Leipzig. Wegen der Ausbreitung des neuartigen Coronavirus stand die Leipziger Buchmesse schon seit Tagen auf der Kippe. Nun haben die Verantwortlichen eine Entscheidung zu Gunsten der Gesundheit getroffen.

Bis Dienstagvormittag sind die Veranstalter der Leipziger Buchmesse noch optimistisch. Die Frühlingsschau der Buchbranche werde vom 12. bis 15. März planmäßig stattfinden, betonen sie tagelang auf allen Kanälen.

Doch dann treffen sich Messeleitung, Oberbürgermeister und Vertreter des Leipziger Gesundheitsamtes zu einem Krisengespräch wegen der Ausbreitung des neuartigen Coronavirus. Ergebnis: Die zweitgrößte deutsche Buchmesse wird abgesagt. "Sicherheit geht vor", erklärt der Geschäftsführer der Leipziger Messe, Martin Buhl-Wagner.

"Die Absage ist ein schwerer Schlag für die Buchbranche", sagt Alexander Skipis, Hauptgeschäftsführer des Börsenvereins des Deutschen Buchhandels. "Die Strahlkraft, die von der Leipziger Buchmesse in die Gesellschaft ausgeht, und das Interesse und die Begeisterung für Bücher, die sie vermittelt, sind enorm." Skipis äußert allerdings eindeutig Verständnis für die Leipziger. Sie hätten die richtige Entscheidung getroffen. Der Börsenverein ist der ideelle Träger der nach Frankfurt zweitgrößten deutschen Buchmesse.

Überraschend kommt das Aus nicht. Bundesweit waren zuvor schon etliche Großveranstaltungen abgesagt oder verschoben worden - von der Tourismusbörse ITB in Berlin bis hin zur Internationalen Handwerksmesse in München. Von überall her werden inzwischen Infektionen mit dem neuartigen Coronavirus gemeldet. Am Vortag war auch ein erster Fall in Sachsen bekanntgeworden. Bei rund 2500 Ausstellern auf der Buchmesse und 280 000 erwarteten Besuchern wäre es unmöglich gewesen, alle Kontaktpersonen rückverfolgen zu können, teilt die Stadt mit.

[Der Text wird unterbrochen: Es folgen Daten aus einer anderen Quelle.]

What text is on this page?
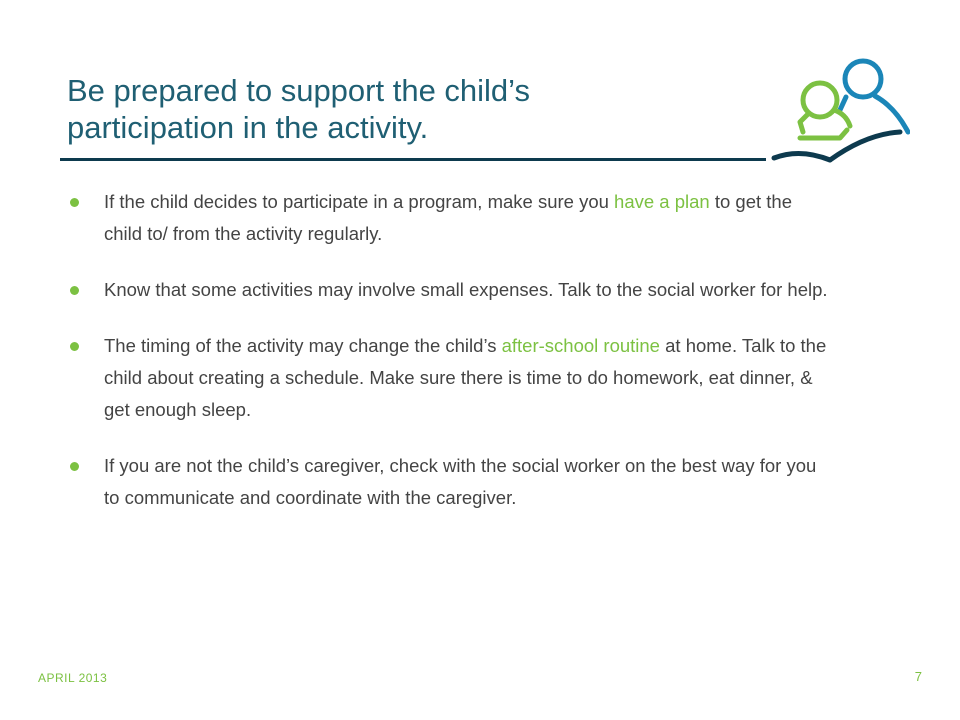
Be prepared to support the child’s
participation in the activity.
If the child decides to participate in a program, make sure you have a plan to get the child to/ from the activity regularly.
Know that some activities may involve small expenses. Talk to the social worker for help.
The timing of the activity may change the child’s after-school routine at home. Talk to the child about creating a schedule. Make sure there is time to do homework, eat dinner, & get enough sleep.
If you are not the child’s caregiver, check with the social worker on the best way for you to communicate and coordinate with the caregiver.
APRIL 2013	7
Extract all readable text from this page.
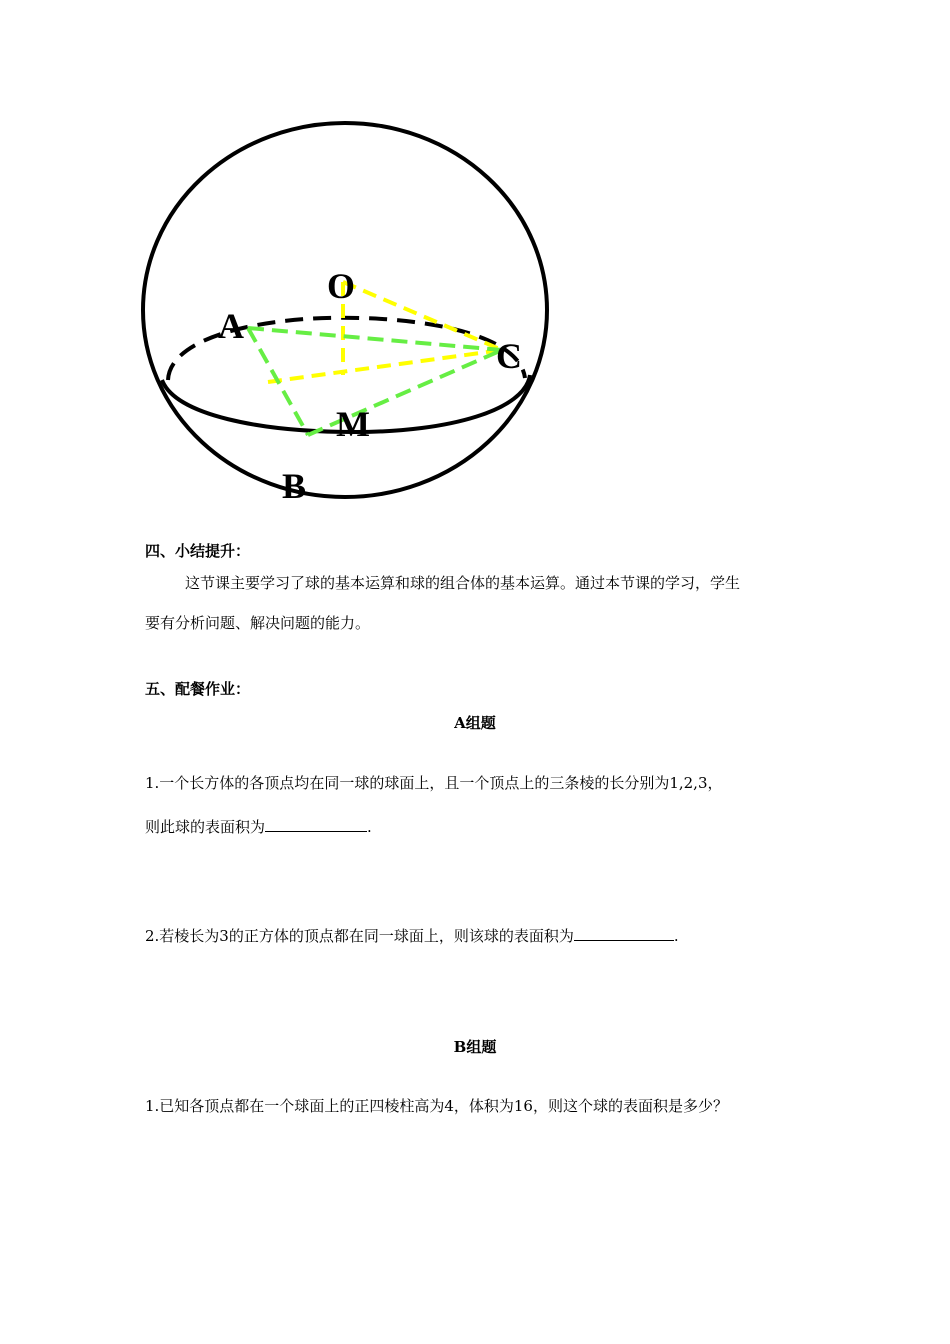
O
A
C
M
B
四、小结提升：
这节课主要学习了球的基本运算和球的组合体的基本运算。通过本节课的学习，学生
要有分析问题、解决问题的能力。
五、配餐作业：
A组题
1.一个长方体的各顶点均在同一球的球面上，且一个顶点上的三条棱的长分别为1,2,3，
则此球的表面积为	.
2.若棱长为3的正方体的顶点都在同一球面上，则该球的表面积为	.
B组题
1.已知各顶点都在一个球面上的正四棱柱高为4，体积为16，则这个球的表面积是多少？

Bei den Verlagen löst die Absage eine Mischung aus Verständnis und Ernüchterung aus. "Das ist schon ein schwerer Schlag für uns. So etwas haben wir noch nie erlebt", sagt Sebastian Wolter, Geschäftsführer des kleinen sächsischen Verlages Voland&Quist. Er rechnet vor, dass er nun auf einer vierstelligen Summe sitzen bleibe, die er für Hotelreservierungen und Fahrtkosten für seine Autoren ausgeben habe. Dazu kämen fehlende Einnahmen aus Buchverkäufen auf der Messe und die vielen Kontakte, die nun nicht geknüpft werden können. Die Standgebühr hofft Wolter von der Messe zurückerstattet zu bekommen.

Vor allem für die unabhängigen Verlage gilt Leipzig mit seinem großen Lesefestival "Leipzig liest" als wichtiges Treffen, um Autoren beim Publikum bekannt zu machen. "Wir bedauern die Absage sehr, haben aber vollstes Verständnis dafür", sagt Karsten Dehler, Sprecher der Kurt-Wolff-Stiftung, die sich um die Förderung der kleineren Verlage bemüht. "Die Absage der Buchmesse bedeutet für die Verlage einen Einbruch der Sichtbarkeit. Gleichwohl ist die Entscheidung für die Absage der Leipziger Buchmesse richtig, da wir uns vor der Verbreitung des Virus schützen müssen."

Die Leipziger Messe ist am Dienstag noch nicht in der Lage, alle offenen Fragen zu beantworten. Das Ganze sei auch juristisches Neuland, heißt es. "Solch eine schwere Entscheidung mussten wir in den letzten sieben Jahrzehnten der Leipziger Buchmesse noch nie treffen", erklärt der Buchmesse-Direktor Oliver Zille.

Unklar ist zunächst auch, ob und wie der Preis der Leipziger Buchmesse in diesem Jahr verliehen wird. Die Auszeichnung, einer der wichtigsten Literaturpreise in Deutschland, wird normalerweise am Eröffnungstag vergeben. Er wird jährlich in den Kategorien Belletristik, Sachbuch/Essayistik und Übersetzung ausgelobt und ist mit insgesamt 60 000 Euro dotiert. Buchmesse-Sprecherin Ruth Justen bittet um etwas Geduld: "Wir sind dabei, das alles zu klären."